Comprendo che hai speso finora fior di quattrini in agenzie stampa, gigantografie, sedie, buffet, tecnici per il puc, fotografi, canali social privati ecc. ecc. ma questa volta i tuoi consulenti non ti hanno fornito indicazioni giuste: NON SI STRUMENTALIZZA UN SANTO PATRONO E NON SI STRUMENTALIZZANO LE LEGITTIME ASPETTATIVE DI GIOVANI FEDELI E DI ANZIANI PER CERCARE (INVANO) DI RUBARE QUALCHE VOTO!
Concludo,
Potrei indulgere su qualche tuo consigliere comunale che di processioni ne ha fatte tante in questi anni a casa mia, ma preferisco soprassedere, almeno per il momento, anche perché sono ben consapevole del fatto che “la riconoscenza termina non appena si è ricevuto ciò a cui sui anela”.
Ergo, non ti chiedo riconoscenza poiché pretenderla da uno come te, sig. giovane AVVOCATO Apicella, sarebbe follia. Almeno, però, ti chiedo di rispettare le persone, i cittadini, la VERITA’ ed anche le “istituzioni cittadine”.
Evita, di tal che, di utilizzare la polizia municipale per far rimuovere SOLTANTO i manifesti dei miei candidati o per farmi allontanare dalle processioni religiose (che non sono di spettanza comunale né di proprietà del sindaco o della amministrazione comunale) e dedicati ad un paese che ormai è a pezzi.

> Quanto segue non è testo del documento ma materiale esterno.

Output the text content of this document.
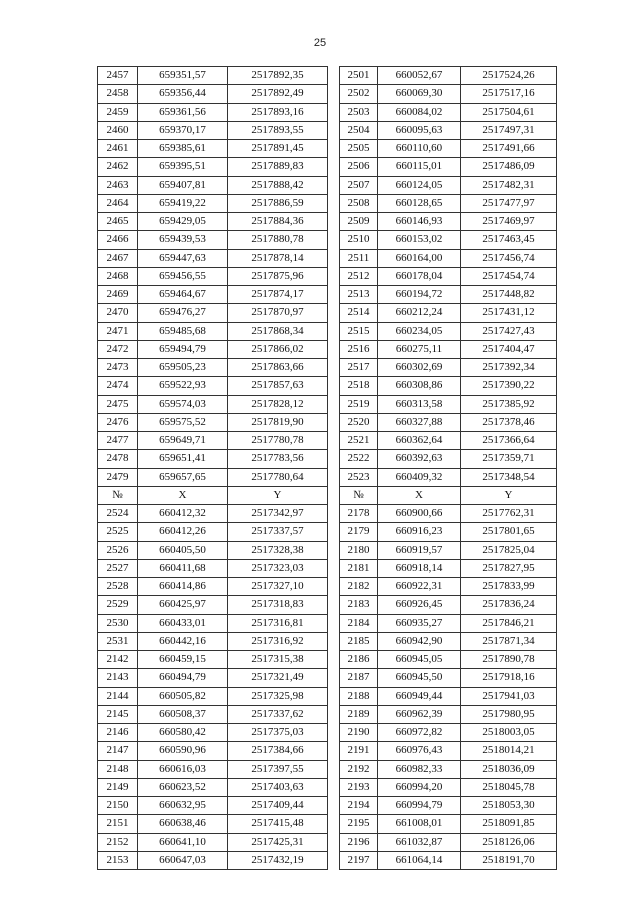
25
2457	659351,57	2517892,35		2501	660052,67	2517524,26
2458	659356,44	2517892,49		2502	660069,30	2517517,16
2459	659361,56	2517893,16		2503	660084,02	2517504,61
2460	659370,17	2517893,55		2504	660095,63	2517497,31
2461	659385,61	2517891,45		2505	660110,60	2517491,66
2462	659395,51	2517889,83		2506	660115,01	2517486,09
2463	659407,81	2517888,42		2507	660124,05	2517482,31
2464	659419,22	2517886,59		2508	660128,65	2517477,97
2465	659429,05	2517884,36		2509	660146,93	2517469,97
2466	659439,53	2517880,78		2510	660153,02	2517463,45
2467	659447,63	2517878,14		2511	660164,00	2517456,74
2468	659456,55	2517875,96		2512	660178,04	2517454,74
2469	659464,67	2517874,17		2513	660194,72	2517448,82
2470	659476,27	2517870,97		2514	660212,24	2517431,12
2471	659485,68	2517868,34		2515	660234,05	2517427,43
2472	659494,79	2517866,02		2516	660275,11	2517404,47
2473	659505,23	2517863,66		2517	660302,69	2517392,34
2474	659522,93	2517857,63		2518	660308,86	2517390,22
2475	659574,03	2517828,12		2519	660313,58	2517385,92
2476	659575,52	2517819,90		2520	660327,88	2517378,46
2477	659649,71	2517780,78		2521	660362,64	2517366,64
2478	659651,41	2517783,56		2522	660392,63	2517359,71
2479	659657,65	2517780,64		2523	660409,32	2517348,54
№	X	Y		№	X	Y
2524	660412,32	2517342,97		2178	660900,66	2517762,31
2525	660412,26	2517337,57		2179	660916,23	2517801,65
2526	660405,50	2517328,38		2180	660919,57	2517825,04
2527	660411,68	2517323,03		2181	660918,14	2517827,95
2528	660414,86	2517327,10		2182	660922,31	2517833,99
2529	660425,97	2517318,83		2183	660926,45	2517836,24
2530	660433,01	2517316,81		2184	660935,27	2517846,21
2531	660442,16	2517316,92		2185	660942,90	2517871,34
2142	660459,15	2517315,38		2186	660945,05	2517890,78
2143	660494,79	2517321,49		2187	660945,50	2517918,16
2144	660505,82	2517325,98		2188	660949,44	2517941,03
2145	660508,37	2517337,62		2189	660962,39	2517980,95
2146	660580,42	2517375,03		2190	660972,82	2518003,05
2147	660590,96	2517384,66		2191	660976,43	2518014,21
2148	660616,03	2517397,55		2192	660982,33	2518036,09
2149	660623,52	2517403,63		2193	660994,20	2518045,78
2150	660632,95	2517409,44		2194	660994,79	2518053,30
2151	660638,46	2517415,48		2195	661008,01	2518091,85
2152	660641,10	2517425,31		2196	661032,87	2518126,06
2153	660647,03	2517432,19		2197	661064,14	2518191,70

Gli standard comunali non vanno regalati in vista di una promessa elettorale ma sono bene comune, il verde pubblico non va barattato con qualche comitato elettorale, la casa comunale non è un rifugio per scribi e farisei, il cottolengo non è una RSA privata da gestire con un controllo orwelliano dei dipendenti e dei contrattisti (neppure liberi di porre like a miei candidati pena la revoca degli affidamenti)…Insomma, ricorda, non basta la fascia (E NEPPURE LA ETA’) per essere sindaco!…”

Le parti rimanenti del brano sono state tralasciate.